Au moment de la fabrication, la pâte mère est mise à température ambiante, mélangée à de l’eau et additionnée des épices et d’un peu de bicarbonate ou de levure chimique pour faire lever la pâte. Il est aussi possible d’utiliser du levain. Toute la difficulté est alors de produire un levain capable de fermenter dans un milieu aussi sucré et aussi peu hydraté, sachant qu’il doit être introduit en petite quantité pour ne pas dénaturer le goût du pain d’épices. Il faudra alors travailler avec des levains très actifs et des fermentations longues. Une piste complémentaire est de recourir à des levains au miel, c’est-à-dire rafraîchis avec une part de miel d’environ 30 % (avec 35 % d’eau et 35 % de farine de seigle) et qui seront de ce fait mieux “entraînés” à ce milieu.

Sarah Coqueblin utilise dans son atelier un mélange d’épices broyées sur place, constitué de clous de girofle, de muscade, de cannelle et d’anis vert, avec du gingembre, pour le peps. (© A. DUFUMIER)

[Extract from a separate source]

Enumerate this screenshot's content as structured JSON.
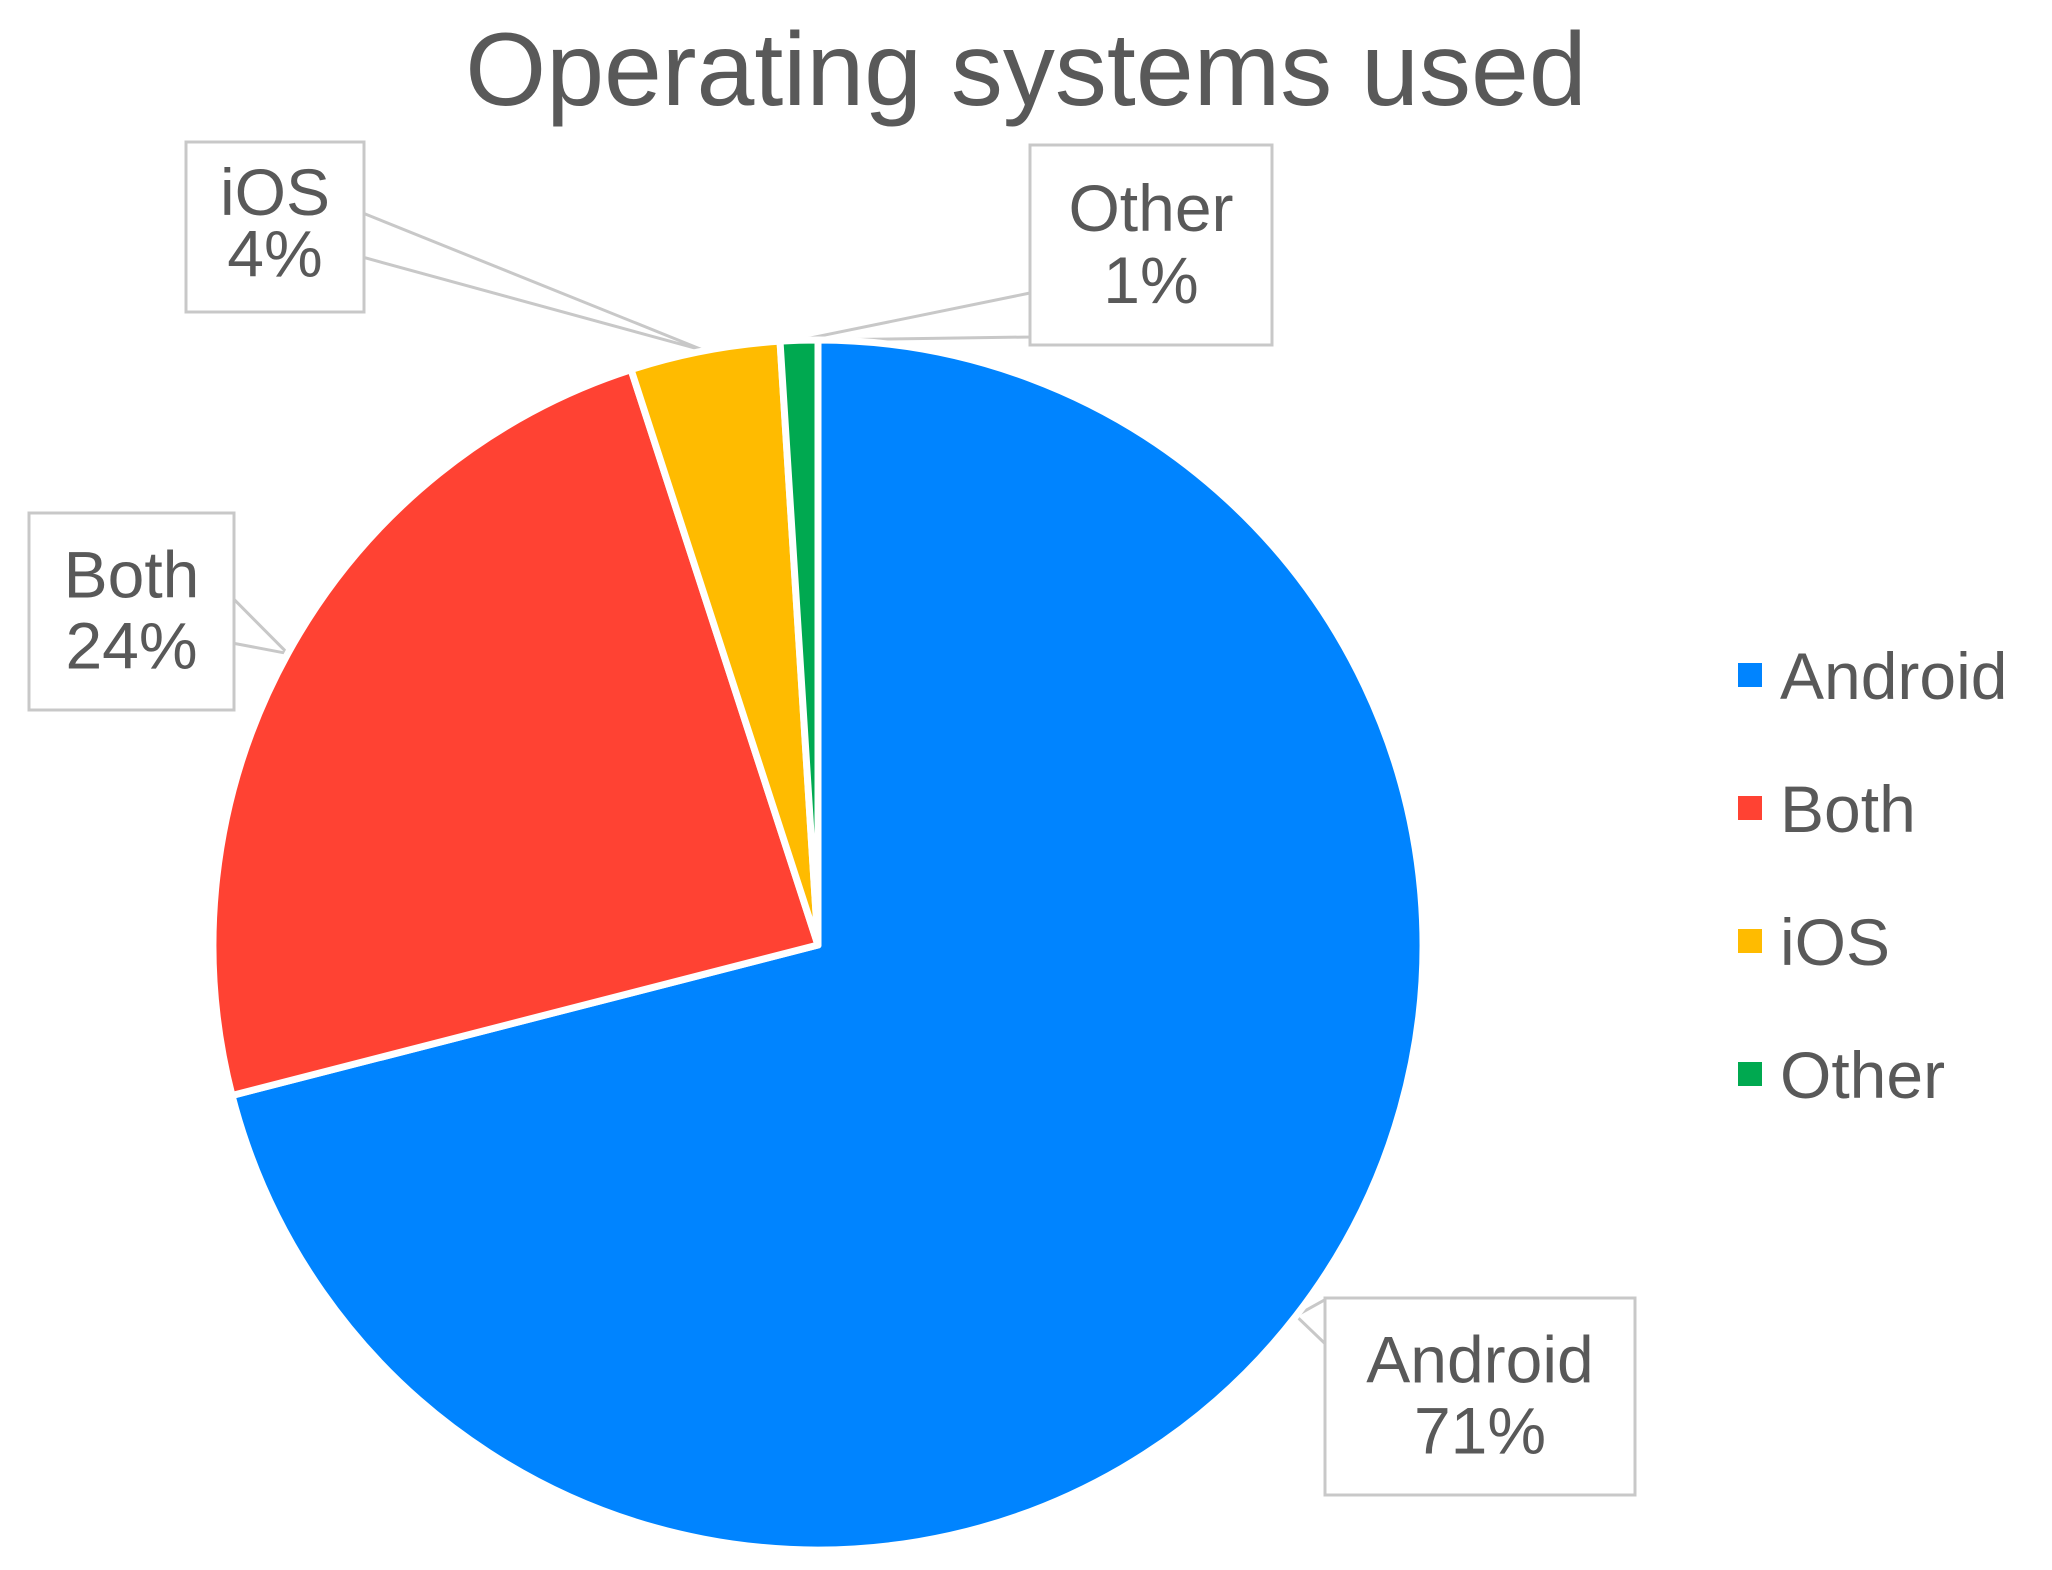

Bien sélectionner ses moules et gérer la cuisson

Pour Sarah Coqueblin, « la principale difficulté réside dans la cuisson du pain d’épices. Nous avons choisi de travailler avec des moules en tôle pour produire des pains d’épices vendus à la coupe. Nous cuisons ainsi les pièces à 130-140 °C et nous finissons la cuisson en les couvrant afin de conserver toute l’humidité tout en gardant une belle croûte croustillante ; ce qui est plus compliqué que d’utiliser les moules jetables individuels : il faut pouvoir sortir le pain d’épices du moule sans l’abîmer alors que le produit est assez collant ». Selon elle, la solution pourrait passer par l’achat de moules réutilisables en bois, tels ceux utilisés en Allemagne ou dans les pays nordiques.

Avec fruits secs, sous forme de sablés : les produits dérivés sur pâte mère

Avec une pâte mère de pain d’épices, il est possible de réaliser de très nombreuses déclinaisons et de laisser libre cours à sa créativité. Les biscômes sont des variantes plates souvent décorées. Les lebkuchen incluent une part importante de fruits secs. De son côté, la boulangère d’Un Pain à part réalise une version de pain d’épices fourrée à la pâte d’orange maison. Elle confectionne également, à partir d’une pâte à croissant, des pains aux raisins roulés avec de la pâte à pain d’épices et de la pâte d’orange. Pour la Saint-Nicolas, elle propose des sablés aux épices basés sur l’utilisation de pâte mère.

Sarah Coqueblin songe également à produire des nonnettes, une spécialité de Dijon. Toutes ces déclinaisons étoffent la gamme et jouent sur la saisonnalité en magasin, avec des produits réconfortants pour passer l’hiver.